9 10 3h oleate

The tritium release assay was performed as previously described, with the noted changes [45 (link)]. Cells were grown in T175 flasks and seeded at 350,000 cells per well in 6-well plates in triplicate and in duplicate wells for protein concentration for normalization, and grown for 24 h in complete DMEM. Wells were treated with REN001 in complete DMEM for 48 h in a 37 °C/5% CO₂ incubator. Cells were washed once with PBS and incubated with 0.34 µCi [9,10-³H] oleate (45.5Ci/mmol; Perkin Elmer, Waltham, MA, USA) in 50 nmol of oleate prepared in 0.5 mL glucose-free DMEM with 1 µg/mL L-carnitine and 2 mg/mL alpha-cyclodextrin for 2 h at 37 °C. Fatty acids were solubilized with alpha-cyclodextrin as described [46 (link)]. After incubation, ³H₂O released was separated from the oleate on a column containing 750 µL of anion exchange resin (AG 1 × 8, acetate, 100–200 Mesh, BioRad) prepared in water.
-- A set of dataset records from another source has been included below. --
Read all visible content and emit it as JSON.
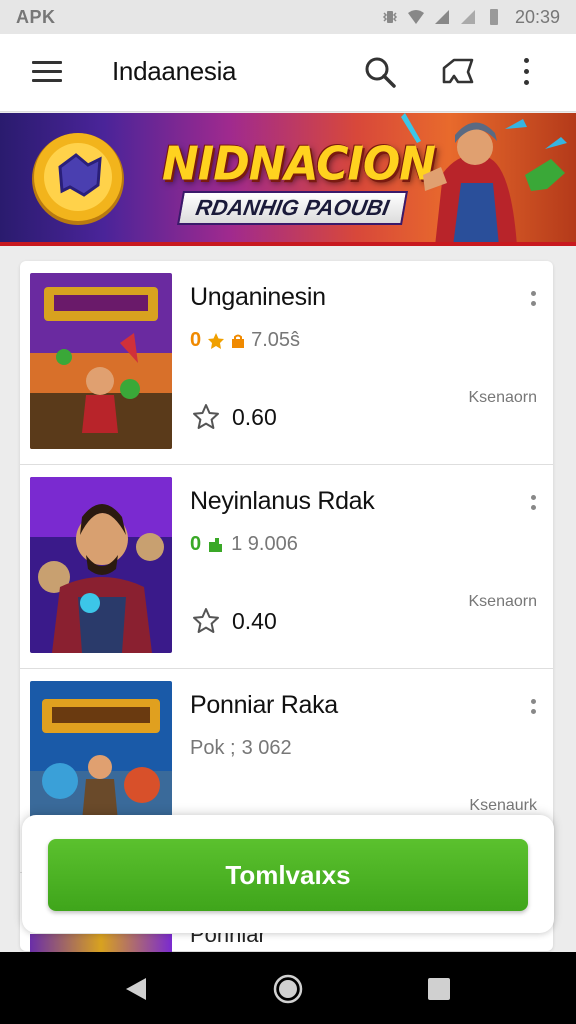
{
  "status_bar": {
    "left_text": "APK",
    "time": "20:39"
  },
  "app_bar": {
    "title": "Indaanesia"
  },
  "banner": {
    "title": "NIDNACION",
    "subtitle": "RDANHIG PAOUBI"
  },
  "games": [
    {
      "name": "Unganinesin",
      "meta_prefix": "0",
      "meta_value": "7.05ŝ",
      "rating": "0.60",
      "source": "Ksenaorn",
      "badge_color": "#f08a00"
    },
    {
      "name": "Neyinlanus Rdak",
      "meta_prefix": "0",
      "meta_value": "1 9.006",
      "rating": "0.40",
      "source": "Ksenaorn",
      "badge_color": "#3aa827"
    },
    {
      "name": "Ponniar Raka",
      "meta_prefix": "Pok ;",
      "meta_value": "3 062",
      "rating": "",
      "source": "Ksenaurk",
      "badge_color": "#777777"
    }
  ],
  "cta": {
    "label": "Tomlvaıxs"
  },
  "peek_text": "Ponniar",
  "colors": {
    "accent_green": "#46ad21",
    "banner_red": "#c8191f",
    "title_yellow": "#ffd21f"
  }
}
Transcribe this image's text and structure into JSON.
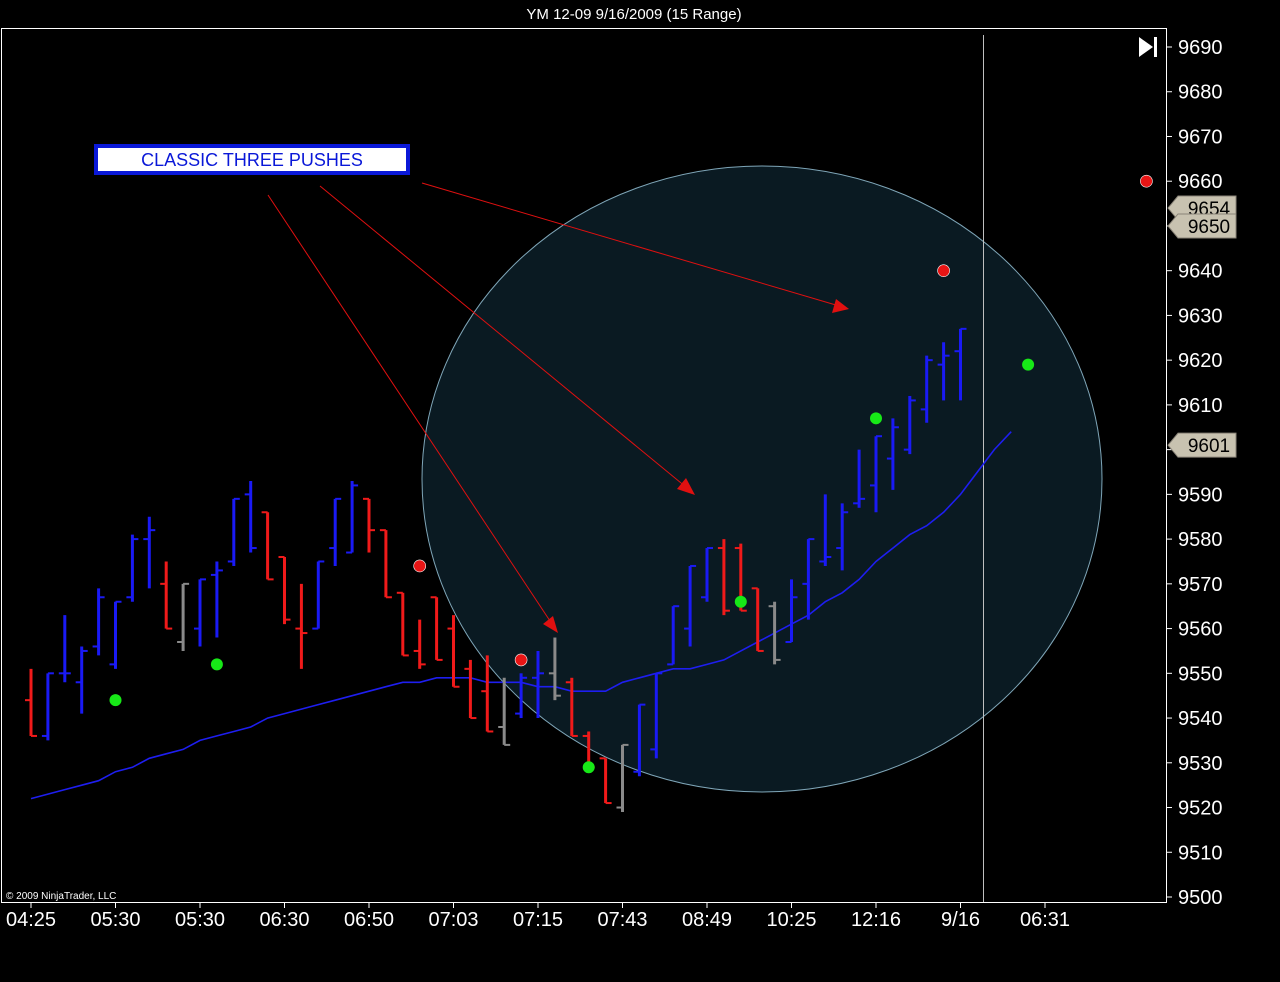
{
  "chart_data": {
    "type": "ohlc",
    "title": "YM 12-09  9/16/2009 (15 Range)",
    "copyright": "© 2009 NinjaTrader, LLC",
    "ylim": [
      9500,
      9690
    ],
    "yticks": [
      9500,
      9510,
      9520,
      9530,
      9540,
      9550,
      9560,
      9570,
      9580,
      9590,
      9600,
      9610,
      9620,
      9630,
      9640,
      9650,
      9660,
      9670,
      9680,
      9690
    ],
    "xticks": [
      {
        "label": "04:25",
        "bar": 0
      },
      {
        "label": "05:30",
        "bar": 5
      },
      {
        "label": "05:30",
        "bar": 10
      },
      {
        "label": "06:30",
        "bar": 15
      },
      {
        "label": "06:50",
        "bar": 20
      },
      {
        "label": "07:03",
        "bar": 25
      },
      {
        "label": "07:15",
        "bar": 30
      },
      {
        "label": "07:43",
        "bar": 35
      },
      {
        "label": "08:49",
        "bar": 40
      },
      {
        "label": "10:25",
        "bar": 45
      },
      {
        "label": "12:16",
        "bar": 50
      },
      {
        "label": "9/16",
        "bar": 55
      },
      {
        "label": "06:31",
        "bar": 60
      }
    ],
    "grid": false,
    "colors": {
      "background": "#000000",
      "up": "#1a1af5",
      "down": "#f01a1a",
      "neutral": "#8a8a8a",
      "moving_average": "#1e1ef0",
      "moving_average_falling": "#d02020",
      "dot_buy": "#17e817",
      "dot_sell": "#e81515",
      "circle_fill": "#0a1a22",
      "circle_stroke": "#7fa6b8",
      "arrow": "#e01010",
      "cursor_line": "#bfbfbf",
      "price_marker": "#c8c2b0"
    },
    "series": [
      {
        "name": "price bars",
        "kind": "ohlc",
        "bars": [
          {
            "o": 9544,
            "h": 9551,
            "l": 9536,
            "c": 9536,
            "dir": "down"
          },
          {
            "o": 9536,
            "h": 9550,
            "l": 9535,
            "c": 9550,
            "dir": "up"
          },
          {
            "o": 9550,
            "h": 9563,
            "l": 9548,
            "c": 9550,
            "dir": "up"
          },
          {
            "o": 9548,
            "h": 9556,
            "l": 9541,
            "c": 9555,
            "dir": "up"
          },
          {
            "o": 9556,
            "h": 9569,
            "l": 9554,
            "c": 9567,
            "dir": "up"
          },
          {
            "o": 9552,
            "h": 9566,
            "l": 9551,
            "c": 9566,
            "dir": "up"
          },
          {
            "o": 9567,
            "h": 9581,
            "l": 9566,
            "c": 9580,
            "dir": "up"
          },
          {
            "o": 9580,
            "h": 9585,
            "l": 9569,
            "c": 9582,
            "dir": "up"
          },
          {
            "o": 9570,
            "h": 9575,
            "l": 9560,
            "c": 9560,
            "dir": "down"
          },
          {
            "o": 9557,
            "h": 9570,
            "l": 9555,
            "c": 9570,
            "dir": "neutral"
          },
          {
            "o": 9560,
            "h": 9571,
            "l": 9556,
            "c": 9571,
            "dir": "up"
          },
          {
            "o": 9572,
            "h": 9575,
            "l": 9558,
            "c": 9573,
            "dir": "up"
          },
          {
            "o": 9575,
            "h": 9589,
            "l": 9574,
            "c": 9589,
            "dir": "up"
          },
          {
            "o": 9590,
            "h": 9593,
            "l": 9577,
            "c": 9578,
            "dir": "up"
          },
          {
            "o": 9586,
            "h": 9586,
            "l": 9571,
            "c": 9571,
            "dir": "down"
          },
          {
            "o": 9576,
            "h": 9576,
            "l": 9561,
            "c": 9562,
            "dir": "down"
          },
          {
            "o": 9560,
            "h": 9570,
            "l": 9551,
            "c": 9559,
            "dir": "down"
          },
          {
            "o": 9560,
            "h": 9575,
            "l": 9560,
            "c": 9575,
            "dir": "up"
          },
          {
            "o": 9578,
            "h": 9589,
            "l": 9574,
            "c": 9589,
            "dir": "up"
          },
          {
            "o": 9577,
            "h": 9593,
            "l": 9577,
            "c": 9592,
            "dir": "up"
          },
          {
            "o": 9589,
            "h": 9589,
            "l": 9577,
            "c": 9582,
            "dir": "down"
          },
          {
            "o": 9582,
            "h": 9582,
            "l": 9567,
            "c": 9567,
            "dir": "down"
          },
          {
            "o": 9568,
            "h": 9568,
            "l": 9554,
            "c": 9554,
            "dir": "down"
          },
          {
            "o": 9555,
            "h": 9562,
            "l": 9551,
            "c": 9552,
            "dir": "down"
          },
          {
            "o": 9567,
            "h": 9567,
            "l": 9553,
            "c": 9553,
            "dir": "down"
          },
          {
            "o": 9560,
            "h": 9563,
            "l": 9547,
            "c": 9547,
            "dir": "down"
          },
          {
            "o": 9551,
            "h": 9553,
            "l": 9540,
            "c": 9540,
            "dir": "down"
          },
          {
            "o": 9546,
            "h": 9554,
            "l": 9537,
            "c": 9537,
            "dir": "down"
          },
          {
            "o": 9538,
            "h": 9549,
            "l": 9534,
            "c": 9534,
            "dir": "neutral"
          },
          {
            "o": 9541,
            "h": 9550,
            "l": 9540,
            "c": 9549,
            "dir": "up"
          },
          {
            "o": 9549,
            "h": 9555,
            "l": 9540,
            "c": 9550,
            "dir": "up"
          },
          {
            "o": 9550,
            "h": 9558,
            "l": 9544,
            "c": 9545,
            "dir": "neutral"
          },
          {
            "o": 9548,
            "h": 9549,
            "l": 9536,
            "c": 9536,
            "dir": "down"
          },
          {
            "o": 9536,
            "h": 9537,
            "l": 9529,
            "c": 9529,
            "dir": "down"
          },
          {
            "o": 9531,
            "h": 9531,
            "l": 9521,
            "c": 9521,
            "dir": "down"
          },
          {
            "o": 9520,
            "h": 9534,
            "l": 9519,
            "c": 9534,
            "dir": "neutral"
          },
          {
            "o": 9528,
            "h": 9543,
            "l": 9527,
            "c": 9543,
            "dir": "up"
          },
          {
            "o": 9533,
            "h": 9550,
            "l": 9531,
            "c": 9550,
            "dir": "up"
          },
          {
            "o": 9552,
            "h": 9565,
            "l": 9552,
            "c": 9565,
            "dir": "up"
          },
          {
            "o": 9560,
            "h": 9574,
            "l": 9556,
            "c": 9574,
            "dir": "up"
          },
          {
            "o": 9567,
            "h": 9578,
            "l": 9566,
            "c": 9578,
            "dir": "up"
          },
          {
            "o": 9578,
            "h": 9580,
            "l": 9563,
            "c": 9564,
            "dir": "down"
          },
          {
            "o": 9578,
            "h": 9579,
            "l": 9564,
            "c": 9564,
            "dir": "down"
          },
          {
            "o": 9569,
            "h": 9569,
            "l": 9555,
            "c": 9555,
            "dir": "down"
          },
          {
            "o": 9565,
            "h": 9566,
            "l": 9552,
            "c": 9553,
            "dir": "neutral"
          },
          {
            "o": 9557,
            "h": 9571,
            "l": 9557,
            "c": 9567,
            "dir": "up"
          },
          {
            "o": 9570,
            "h": 9580,
            "l": 9562,
            "c": 9580,
            "dir": "up"
          },
          {
            "o": 9575,
            "h": 9590,
            "l": 9574,
            "c": 9576,
            "dir": "up"
          },
          {
            "o": 9578,
            "h": 9588,
            "l": 9573,
            "c": 9586,
            "dir": "up"
          },
          {
            "o": 9588,
            "h": 9600,
            "l": 9587,
            "c": 9589,
            "dir": "up"
          },
          {
            "o": 9592,
            "h": 9603,
            "l": 9586,
            "c": 9603,
            "dir": "up"
          },
          {
            "o": 9598,
            "h": 9607,
            "l": 9591,
            "c": 9605,
            "dir": "up"
          },
          {
            "o": 9600,
            "h": 9612,
            "l": 9599,
            "c": 9611,
            "dir": "up"
          },
          {
            "o": 9609,
            "h": 9621,
            "l": 9606,
            "c": 9620,
            "dir": "up"
          },
          {
            "o": 9619,
            "h": 9624,
            "l": 9611,
            "c": 9621,
            "dir": "up"
          },
          {
            "o": 9622,
            "h": 9627,
            "l": 9611,
            "c": 9627,
            "dir": "up"
          }
        ]
      },
      {
        "name": "moving average",
        "kind": "line",
        "x_start": 0,
        "values": [
          9522,
          9523,
          9524,
          9525,
          9526,
          9528,
          9529,
          9531,
          9532,
          9533,
          9535,
          9536,
          9537,
          9538,
          9540,
          9541,
          9542,
          9543,
          9544,
          9545,
          9546,
          9547,
          9548,
          9548,
          9549,
          9549,
          9549,
          9548,
          9548,
          9548,
          9547,
          9547,
          9546,
          9546,
          9546,
          9548,
          9549,
          9550,
          9551,
          9551,
          9552,
          9553,
          9555,
          9557,
          9559,
          9561,
          9563,
          9566,
          9568,
          9571,
          9575,
          9578,
          9581,
          9583,
          9586,
          9590,
          9595,
          9600,
          9604
        ]
      }
    ],
    "signal_dots": [
      {
        "bar": 5,
        "price": 9544,
        "kind": "buy"
      },
      {
        "bar": 11,
        "price": 9552,
        "kind": "buy"
      },
      {
        "bar": 23,
        "price": 9574,
        "kind": "sell"
      },
      {
        "bar": 29,
        "price": 9553,
        "kind": "sell"
      },
      {
        "bar": 33,
        "price": 9529,
        "kind": "buy"
      },
      {
        "bar": 42,
        "price": 9566,
        "kind": "buy"
      },
      {
        "bar": 50,
        "price": 9607,
        "kind": "buy"
      },
      {
        "bar": 54,
        "price": 9640,
        "kind": "sell"
      },
      {
        "bar": 59,
        "price": 9619,
        "kind": "buy"
      },
      {
        "bar": 66,
        "price": 9660,
        "kind": "sell"
      }
    ],
    "annotation": {
      "label": "CLASSIC THREE PUSHES"
    },
    "price_markers": [
      {
        "label": "9654",
        "value": 9654
      },
      {
        "label": "9650",
        "value": 9650
      },
      {
        "label": "9601",
        "value": 9601
      }
    ]
  }
}
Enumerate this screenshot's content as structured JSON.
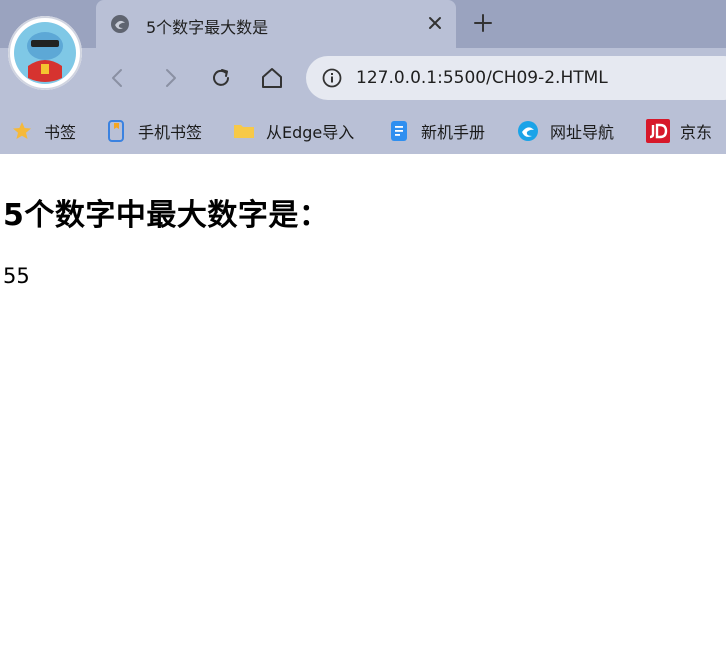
{
  "browser": {
    "tab": {
      "title": "5个数字最大数是",
      "favicon": "edge-page-icon"
    },
    "address": {
      "url": "127.0.0.1:5500/CH09-2.HTML"
    },
    "bookmarks": [
      {
        "label": "书签",
        "icon": "star-icon"
      },
      {
        "label": "手机书签",
        "icon": "phone-bookmark-icon"
      },
      {
        "label": "从Edge导入",
        "icon": "folder-icon"
      },
      {
        "label": "新机手册",
        "icon": "document-icon"
      },
      {
        "label": "网址导航",
        "icon": "edge-icon"
      },
      {
        "label": "京东",
        "icon": "jd-icon"
      }
    ],
    "colors": {
      "tabstrip": "#9aa3bf",
      "toolbar": "#b9c0d6",
      "address_bar": "#e6e9f1"
    }
  },
  "page": {
    "heading": "5个数字中最大数字是：",
    "result": "55"
  }
}
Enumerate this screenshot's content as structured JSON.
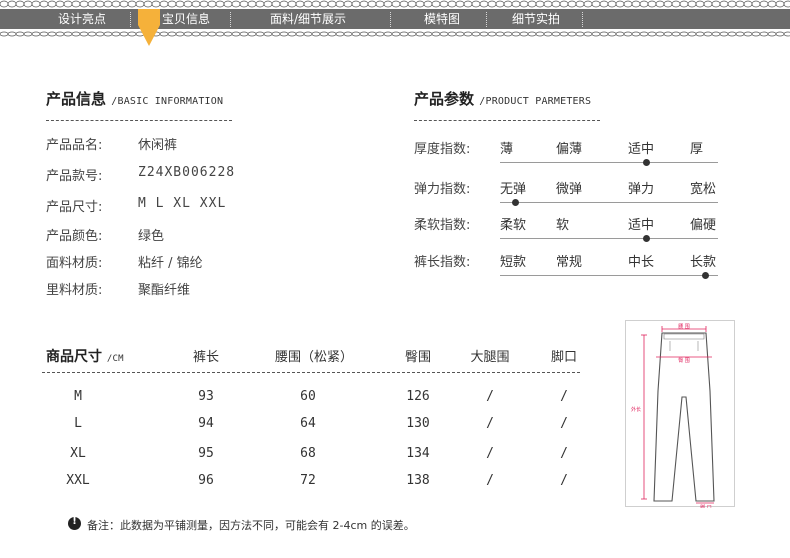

After the incubation medium was passed through the column, the plate was washed with 1 mL of water, which was also transferred to the column, and resin was washed with 1 mL of water. All eluates were collected in a scintillation vial and mixed with 10 mL of scintillation fluid (Eco-lite, MP), followed by counting in a Beckman scintillation counter in the tritium window. Standards contained a 10 µL aliquot of the incubation mix with 3 mL of deionized water and 10 mL of scintillation fluid.